# Star Wars Episode VII: J.J. Abrams lehnt Regieposten ab



## FrankMoers (30. Dezember 2012)

Jetzt ist Deine Meinung zu *Star Wars Episode VII: J.J. Abrams lehnt Regieposten ab* gefragt. 


				Bitte beachtet: Der Kommentarbereich wird gemäß der Forenregeln moderiert.





			Dieser Inhalt steht nur eingeloggten Mitgliedern zur Verfügung.
        

 Zum Artikel: Star Wars Episode VII: J.J. Abrams lehnt Regieposten ab


----------



## UthaSnake (30. Dezember 2012)

Gute Entscheidung!
Ich glaube der typische J.J Look würde irgendwie unpassend wirken zu den vorherigen 6 Teilen?

...vielleicht Gore Verbinski?


----------



## Lukecheater (30. Dezember 2012)

Ich glaube Uwe Boll wäre interessiert


----------



## gamersince1984 (30. Dezember 2012)

Sehr gut, es reicht schon, daß er Star Trek zerstört hat.


----------



## OldShatterhand (30. Dezember 2012)

gamersince1984 schrieb:


> Sehr gut, es reicht schon, daß er Star Trek zerstört hat.


 Wie bitte?
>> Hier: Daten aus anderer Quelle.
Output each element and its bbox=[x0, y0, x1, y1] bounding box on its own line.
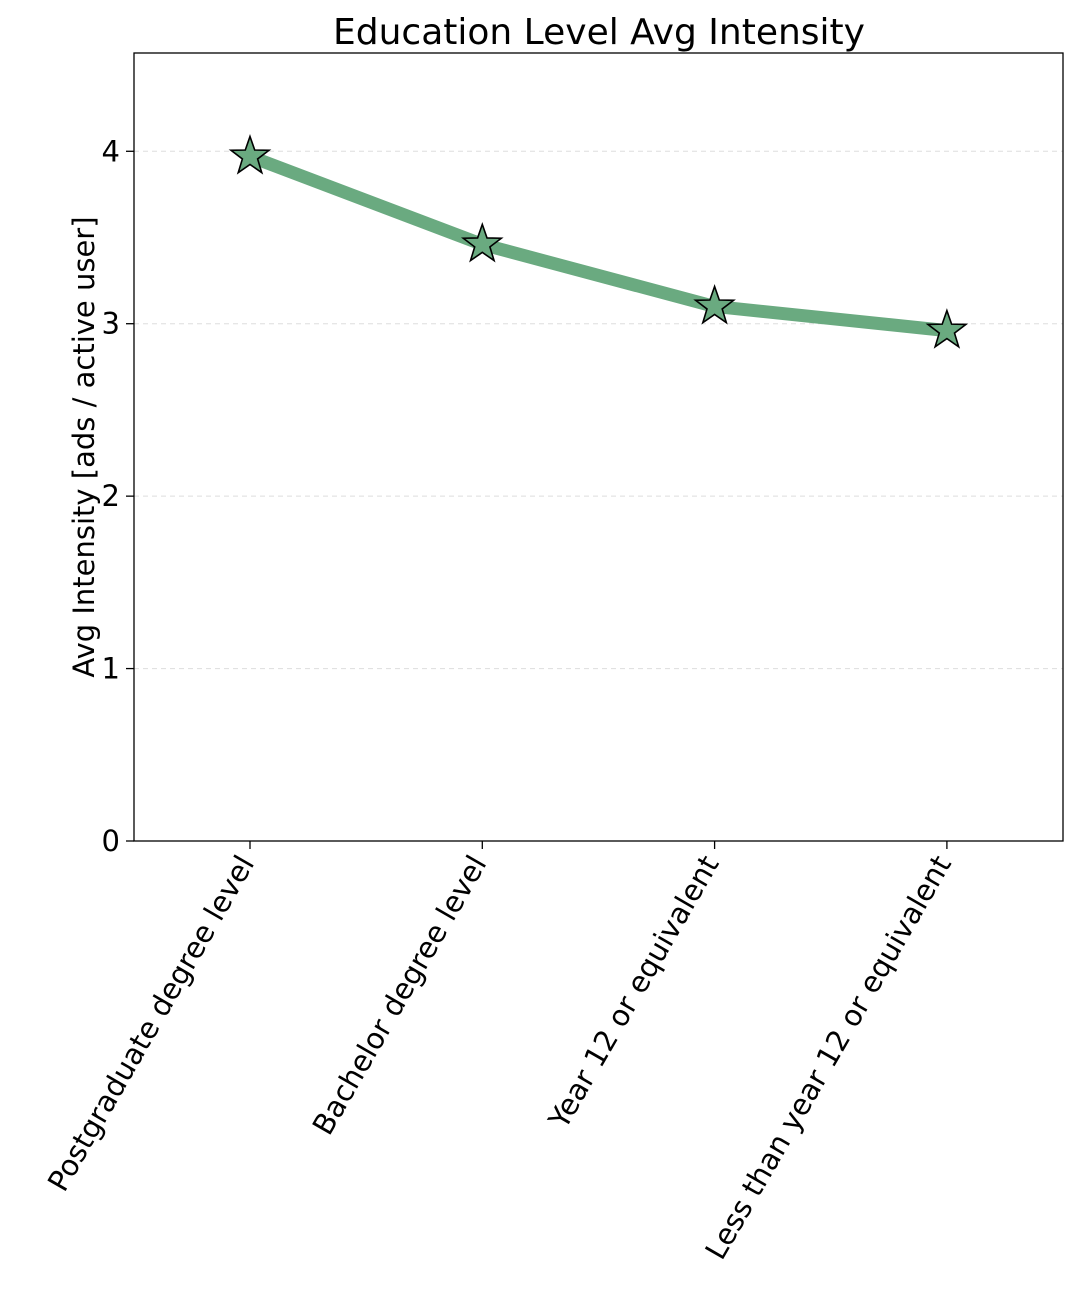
star-marker bbox=[460, 221, 504, 263]
x-axis: Postgraduate degree level Bachelor degree… bbox=[41, 841, 958, 1265]
y-tick-label: 1 bbox=[102, 652, 120, 686]
chart-title: Education Level Avg Intensity bbox=[333, 12, 865, 53]
series-layer bbox=[228, 134, 969, 349]
plot-area-frame bbox=[133, 52, 1064, 842]
y-tick-label: 3 bbox=[102, 307, 120, 341]
star-marker bbox=[228, 134, 272, 175]
y-tick-label: 0 bbox=[102, 824, 120, 858]
x-tick-label: Year 12 or equivalent bbox=[541, 850, 725, 1135]
x-tick-label: Less than year 12 or equivalent bbox=[698, 850, 958, 1266]
x-tick-label: Bachelor degree level bbox=[306, 850, 494, 1141]
y-axis: 0 1 2 3 4 bbox=[102, 134, 134, 858]
series-line bbox=[243, 149, 954, 338]
star-marker bbox=[925, 308, 969, 349]
x-tick-label: Postgraduate degree level bbox=[41, 850, 261, 1197]
star-marker bbox=[693, 284, 736, 325]
y-axis-label: Avg Intensity [ads / active user] bbox=[67, 216, 101, 677]
y-tick-label: 4 bbox=[102, 134, 120, 168]
grid-lines bbox=[134, 150, 1063, 670]
y-tick-label: 2 bbox=[102, 479, 120, 513]
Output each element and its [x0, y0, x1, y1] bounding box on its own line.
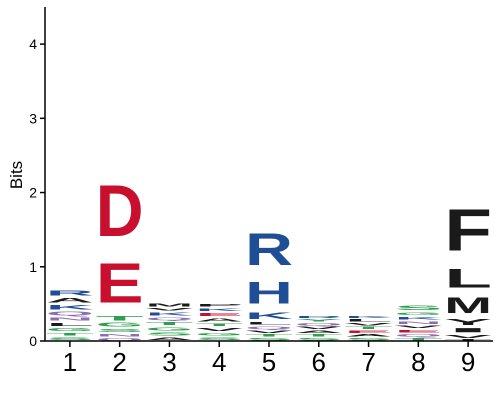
logo-letter: H [245, 275, 293, 311]
x-axis-ticks: 1 2 3 4 5 6 7 8 9 [63, 341, 475, 377]
logo-letter: A [46, 297, 94, 304]
logo-letter: T [295, 334, 343, 338]
y-tick-label: 0 [29, 333, 37, 349]
logo-letter: L [345, 319, 393, 323]
logo-letter: E [345, 330, 393, 334]
logo-letter: V [195, 327, 243, 332]
logo-letter: V [394, 325, 442, 329]
logo-letter: S [195, 337, 243, 341]
logo-letter: A [295, 330, 343, 334]
x-tick-label: 9 [461, 347, 475, 377]
logo-letter: E [96, 252, 144, 315]
logo-letter: N [96, 333, 144, 337]
logo-letter: P [195, 303, 243, 307]
x-tick-label: 1 [63, 347, 77, 377]
logo-letter: T [146, 321, 194, 326]
logo-letter: T [444, 339, 492, 341]
logo-letter: M [146, 302, 194, 307]
logo-letter: K [245, 311, 293, 321]
logo-letter: V [146, 308, 194, 312]
logo-stacks: STGLNQKARQNSGTEDASGTQKVMSGVTAEKPSTVQLKHR… [46, 170, 492, 341]
logo-letter: K [394, 316, 442, 320]
y-tick-label: 4 [29, 36, 37, 52]
y-tick-label: 2 [29, 185, 37, 201]
logo-letter: S [345, 337, 393, 341]
y-tick-label: 3 [29, 110, 37, 126]
x-tick-label: 8 [411, 347, 425, 377]
logo-letter: Q [96, 337, 144, 341]
logo-letter: F [444, 197, 492, 264]
logo-letter: D [96, 170, 144, 252]
logo-letter: G [146, 326, 194, 331]
logo-letter: L [245, 321, 293, 325]
logo-letter: K [195, 308, 243, 312]
logo-letter: V [444, 334, 492, 339]
logo-letter: A [195, 317, 243, 322]
logo-letter: S [394, 304, 442, 311]
logo-letter: T [394, 337, 442, 341]
logo-letter: T [345, 326, 393, 330]
logo-letter: K [146, 311, 194, 316]
logo-letter: Q [146, 317, 194, 321]
logo-letter: V [345, 322, 393, 326]
x-tick-label: 3 [162, 347, 176, 377]
logo-letter: K [345, 316, 393, 319]
logo-letter: Q [394, 334, 442, 338]
y-axis-ticks: 0 1 2 3 4 [29, 36, 45, 349]
logo-letter: R [295, 316, 343, 319]
logo-letter: S [96, 328, 144, 333]
x-tick-label: 7 [361, 347, 375, 377]
logo-letter: S [146, 331, 194, 336]
x-tick-label: 6 [312, 347, 326, 377]
logo-letter: T [96, 315, 144, 322]
logo-letter: S [295, 337, 343, 341]
logo-letter: Q [46, 311, 94, 317]
logo-letter: E [195, 312, 243, 317]
logo-letter: T [245, 334, 293, 338]
logo-letter: S [46, 337, 94, 341]
logo-letter: R [245, 224, 293, 274]
logo-letter: G [96, 322, 144, 328]
logo-letter: N [394, 320, 442, 324]
logo-letter: T [195, 322, 243, 326]
logo-letter: I [444, 327, 492, 334]
logo-letter: Q [245, 326, 293, 330]
logo-letter: S [245, 337, 293, 341]
x-tick-label: 2 [112, 347, 126, 377]
logo-letter: L [46, 322, 94, 327]
logo-letter: V [295, 326, 343, 330]
logo-letter: A [345, 334, 393, 338]
logo-letter: Q [295, 323, 343, 327]
x-tick-label: 4 [212, 347, 226, 377]
x-tick-label: 5 [262, 347, 276, 377]
logo-letter: V [245, 330, 293, 334]
y-axis-label: Bits [7, 161, 26, 189]
logo-letter: T [46, 332, 94, 336]
logo-letter: G [46, 327, 94, 332]
logo-letter: Y [295, 319, 343, 323]
logo-letter: L [444, 264, 492, 294]
logo-letter: G [394, 311, 442, 315]
logo-letter: M [444, 294, 492, 318]
logo-letter: K [46, 304, 94, 311]
logo-letter: E [394, 329, 442, 333]
logo-letter: A [146, 337, 194, 341]
y-tick-label: 1 [29, 259, 37, 275]
logo-letter: Y [444, 318, 492, 327]
logo-letter: R [46, 289, 94, 297]
logo-letter: G [195, 332, 243, 336]
logo-letter: N [46, 317, 94, 322]
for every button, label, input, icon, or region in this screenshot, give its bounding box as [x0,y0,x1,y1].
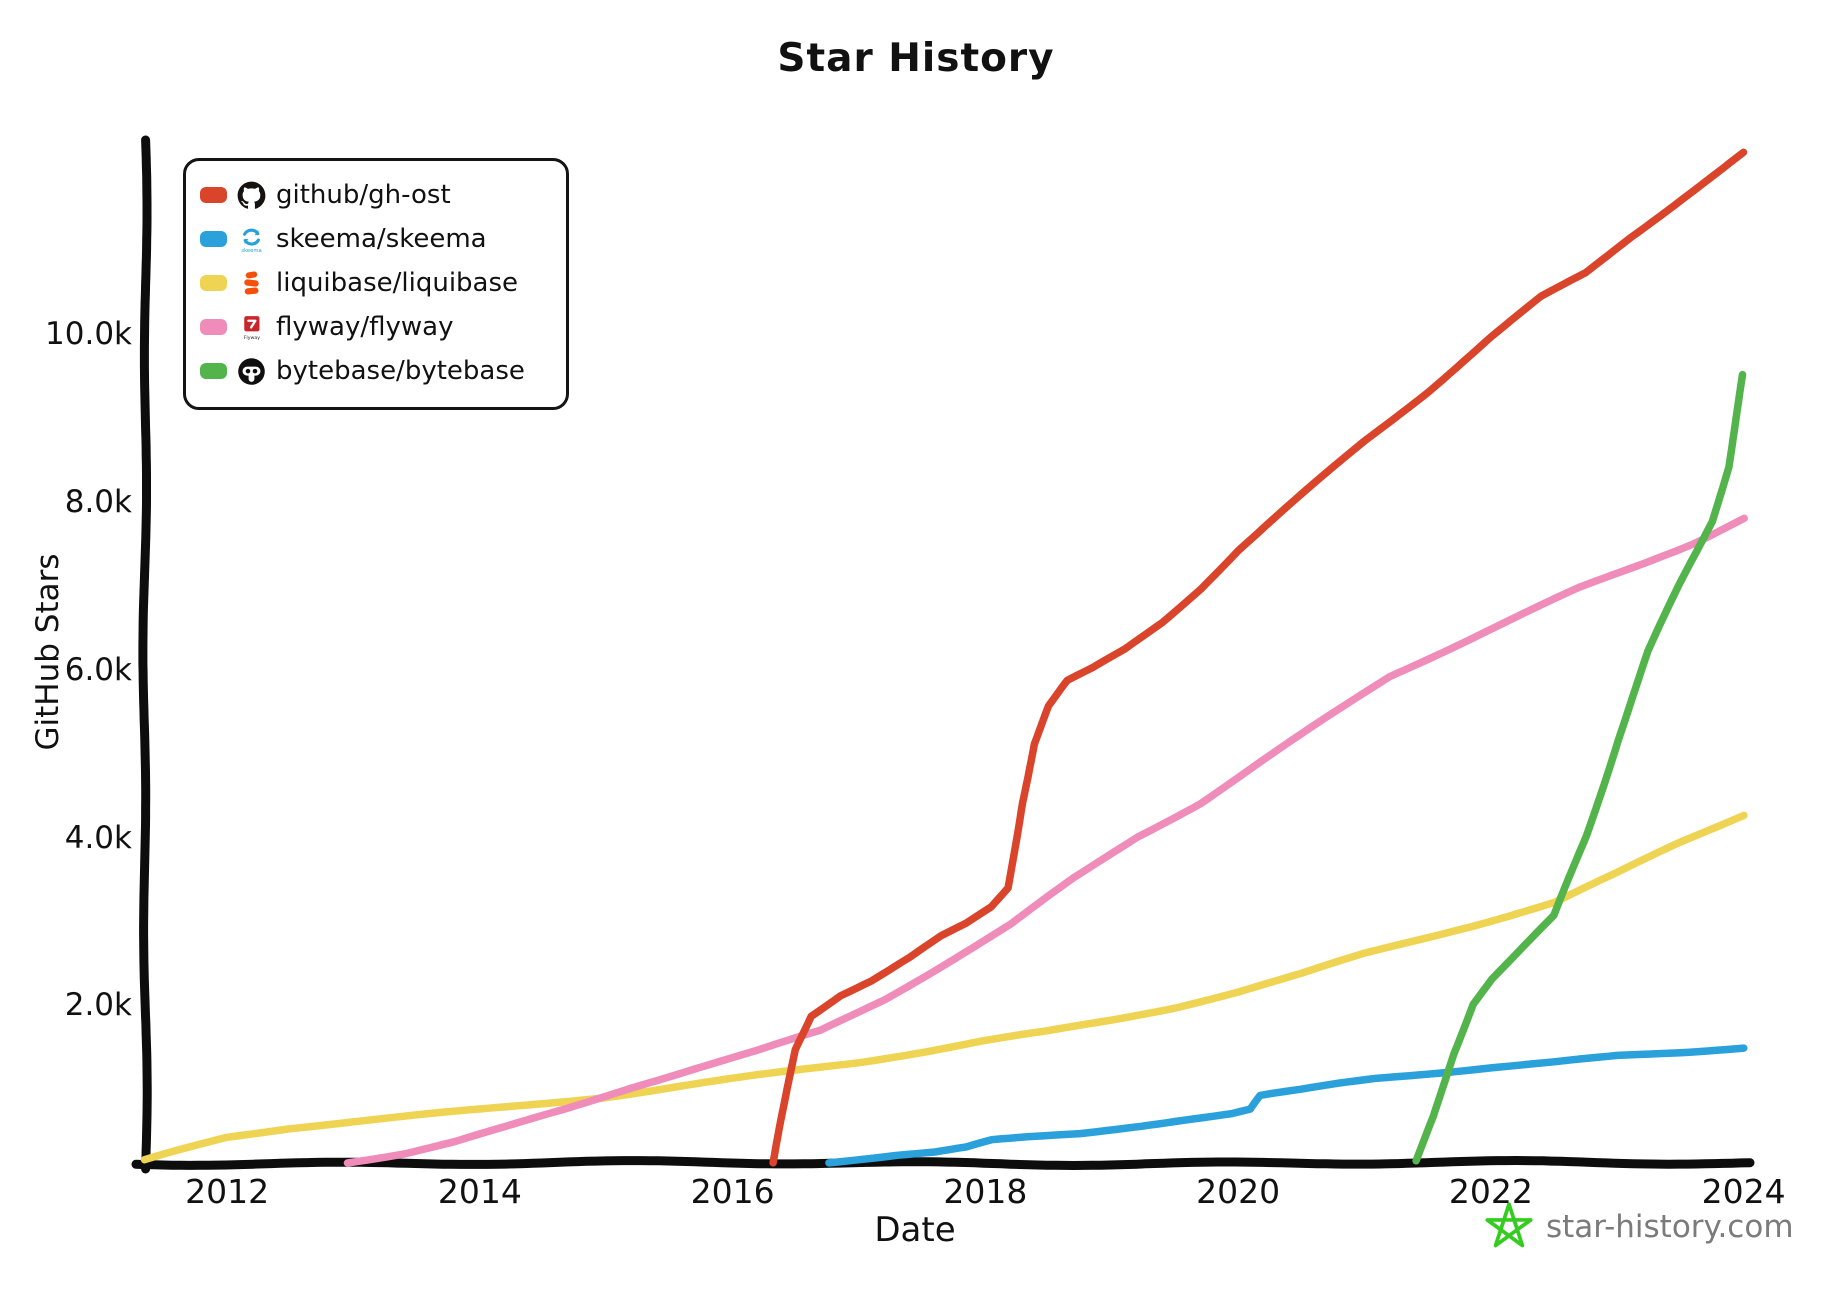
legend-swatch-liquibase [200,275,227,291]
x-tick-label-2016: 2016 [690,1172,775,1211]
legend-swatch-skeema [200,231,227,247]
bytebase-icon [236,356,266,386]
star-icon [1485,1202,1533,1248]
legend-item-gh-ost: github/gh-ost [200,173,566,217]
legend-label-liquibase: liquibase/liquibase [276,268,519,298]
watermark: star-history.com [1482,1200,1794,1254]
legend-box: github/gh-ost skeema skeema/skeema [183,158,569,410]
y-tick-label-8.0k: 8.0k [64,484,132,521]
series-line-flyway [343,514,1748,1167]
svg-text:Flyway: Flyway [243,335,260,341]
legend-swatch-bytebase [200,363,227,379]
x-tick-label-2020: 2020 [1196,1172,1281,1211]
y-tick-label-10.0k: 10.0k [45,316,132,353]
legend-label-gh-ost: github/gh-ost [276,180,451,210]
x-tick-label-2014: 2014 [437,1172,522,1211]
y-axis-line [138,135,152,1174]
legend-swatch-flyway [200,319,227,335]
legend-item-bytebase: bytebase/bytebase [200,349,566,393]
watermark-text: star-history.com [1546,1209,1794,1245]
legend-swatch-gh-ost [200,187,227,203]
legend-label-skeema: skeema/skeema [276,224,487,254]
skeema-icon: skeema [236,224,266,254]
legend-label-bytebase: bytebase/bytebase [276,356,525,386]
legend-item-liquibase: liquibase/liquibase [200,261,566,305]
y-tick-label-6.0k: 6.0k [64,651,132,688]
x-tick-label-2012: 2012 [185,1172,270,1211]
series-line-gh-ost [769,148,1748,1167]
x-axis-line [131,1156,1755,1170]
chart-title: Star History [777,36,1055,81]
series-line-bytebase [1412,370,1747,1165]
y-axis-title: GitHub Stars [30,553,66,751]
liquibase-icon [236,268,266,298]
series-line-skeema [825,1044,1748,1167]
series-line-liquibase [140,811,1748,1164]
github-icon [236,180,266,210]
x-tick-label-2018: 2018 [943,1172,1028,1211]
x-tick-label-2022: 2022 [1448,1172,1533,1211]
y-tick-label-4.0k: 4.0k [64,819,132,856]
y-tick-label-2.0k: 2.0k [64,987,132,1024]
svg-text:skeema: skeema [241,248,262,254]
legend-label-flyway: flyway/flyway [276,312,454,342]
x-tick-label-2024: 2024 [1701,1172,1786,1211]
x-axis-title: Date [874,1210,956,1250]
legend-item-flyway: Flyway flyway/flyway [200,305,566,349]
legend-item-skeema: skeema skeema/skeema [200,217,566,261]
flyway-icon: Flyway [236,312,266,342]
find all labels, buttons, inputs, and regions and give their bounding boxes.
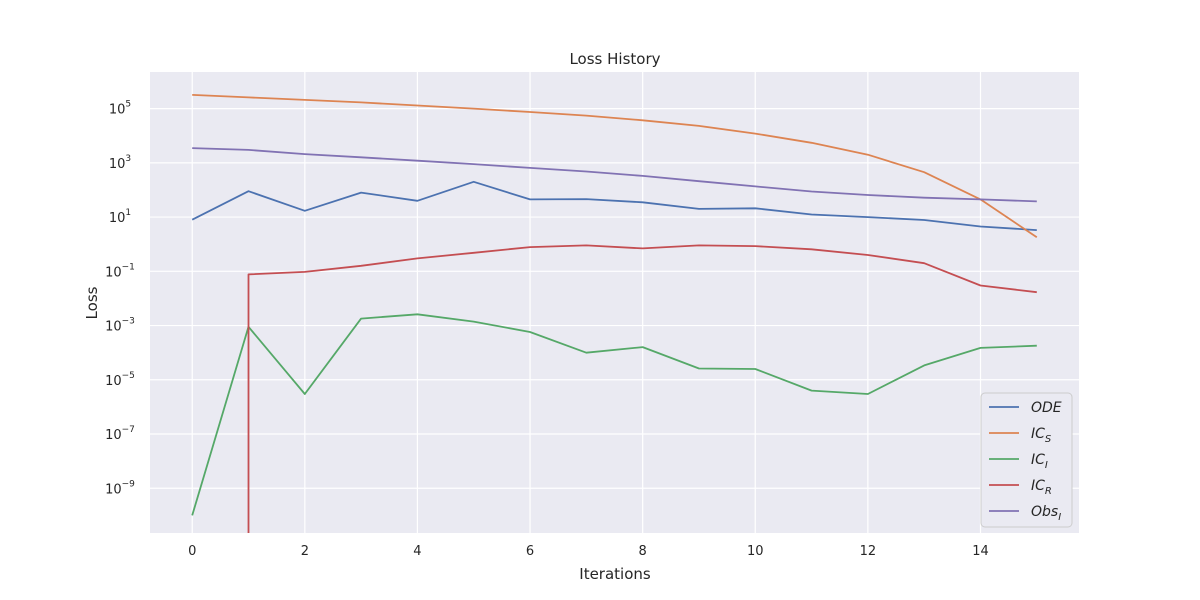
y-tick-base: 10 <box>109 157 126 172</box>
legend-label-main: ODE <box>1031 400 1062 416</box>
y-tick-base: 10 <box>105 482 122 497</box>
series-line-ic-i <box>191 313 1037 516</box>
x-axis-label: Iterations <box>579 565 651 583</box>
x-axis-ticks: 0 2 4 6 8 10 12 14 <box>188 544 989 559</box>
y-tick-base: 10 <box>109 103 126 118</box>
legend-label-main: IC <box>1031 478 1045 494</box>
y-tick-exponent: 1 <box>125 208 131 218</box>
series-line-obs-i <box>192 147 1037 203</box>
series-layer <box>191 94 1038 533</box>
legend-label-sub: R <box>1045 486 1052 497</box>
legend-label-main: IC <box>1031 452 1045 468</box>
series-line-ic-r <box>247 244 1037 533</box>
y-tick-label: 10−3 <box>105 317 135 335</box>
legend-label: ODE <box>1031 400 1062 416</box>
x-tick-label: 10 <box>747 544 764 559</box>
series-line-ic-s <box>192 94 1038 239</box>
y-tick-base: 10 <box>105 374 122 389</box>
y-tick-exponent: −3 <box>122 317 135 327</box>
y-tick-label: 10−7 <box>105 425 135 443</box>
y-tick-exponent: −9 <box>122 479 136 489</box>
legend-label: ICS <box>1031 426 1052 445</box>
y-tick-exponent: −7 <box>122 425 135 435</box>
x-tick-label: 12 <box>860 544 877 559</box>
legend-label-sub: I <box>1045 460 1048 471</box>
y-tick-base: 10 <box>105 428 122 443</box>
y-tick-exponent: 3 <box>125 154 131 164</box>
x-tick-label: 4 <box>413 544 421 559</box>
legend-label: ICR <box>1031 478 1052 497</box>
legend-box <box>980 392 1073 528</box>
x-tick-label: 6 <box>526 544 534 559</box>
y-tick-label: 10−9 <box>105 479 135 497</box>
legend-label-main: IC <box>1031 426 1045 442</box>
y-tick-label: 10−5 <box>105 371 135 389</box>
plot-area <box>150 72 1079 533</box>
y-tick-exponent: 5 <box>125 100 131 110</box>
chart-title: Loss History <box>569 50 660 68</box>
x-tick-label: 0 <box>188 544 196 559</box>
y-tick-label: 105 <box>109 100 131 118</box>
series-line-ode <box>191 180 1037 231</box>
x-tick-label: 14 <box>972 544 989 559</box>
legend-label-sub: I <box>1058 512 1061 523</box>
y-tick-base: 10 <box>105 320 122 335</box>
x-tick-label: 2 <box>301 544 309 559</box>
y-tick-label: 101 <box>109 208 131 226</box>
y-tick-label: 103 <box>109 154 131 172</box>
legend-label: ObsI <box>1031 504 1061 523</box>
y-tick-base: 10 <box>105 265 122 280</box>
y-axis-label: Loss <box>83 286 101 319</box>
legend-label-sub: S <box>1045 434 1052 445</box>
legend-label: ICI <box>1031 452 1048 471</box>
y-tick-label: 10−1 <box>105 262 135 280</box>
legend-label-main: Obs <box>1031 504 1058 520</box>
y-tick-base: 10 <box>109 211 126 226</box>
y-tick-exponent: −1 <box>122 262 135 272</box>
y-tick-exponent: −5 <box>122 371 135 381</box>
x-tick-label: 8 <box>639 544 647 559</box>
Der neue Star Trek Film war ja wohl mal astrein!


----------



## Enisra (30. Dezember 2012)

LouisLoiselle schrieb:


> Wie bitte? Der neue Star Trek Film war ja wohl mal astrein!


 
naja
Manche wollen halt lieber Sperrholz-Kulissen aus den 60gern und sich nicht lange mit "Argumenten" aufhalten warum man selbst der Nabel der Welt ist


----------



## OldShatterhand (30. Dezember 2012)

Enisra schrieb:


> naja
> Manche wollen halt lieber Sperrholz-Kulissen aus den 60gern und sich nicht lange mit "Argumenten" aufhalten warum man selbst der Nabel der Welt ist


 hab ja auch gar nix dagegen wenn den Film jemand nicht mag, Geschmäcker sind halt verschieden. Aber von Zerstören kann ja wohl keine Rede sein. Die Enterprise ist dieselbe wie aus der TV-Serie, sogar die Uniformen sind genauso kitschig und man hat sogar noch Leonard Nimoy in den Film gekriegt - was will der "Fan" also mehr. Am Anfang war ich auch skeptisch wegen der neuen Darsteller, aber es hat mir dann doch sehr gut gefallen. Jede Figur hat wieder ihre eigene Persönlichkeit, angelehnt ans Original, die Effekte waren mir fast wurscht. Der neue X-Men Film gefiel mir auch sehr gut. 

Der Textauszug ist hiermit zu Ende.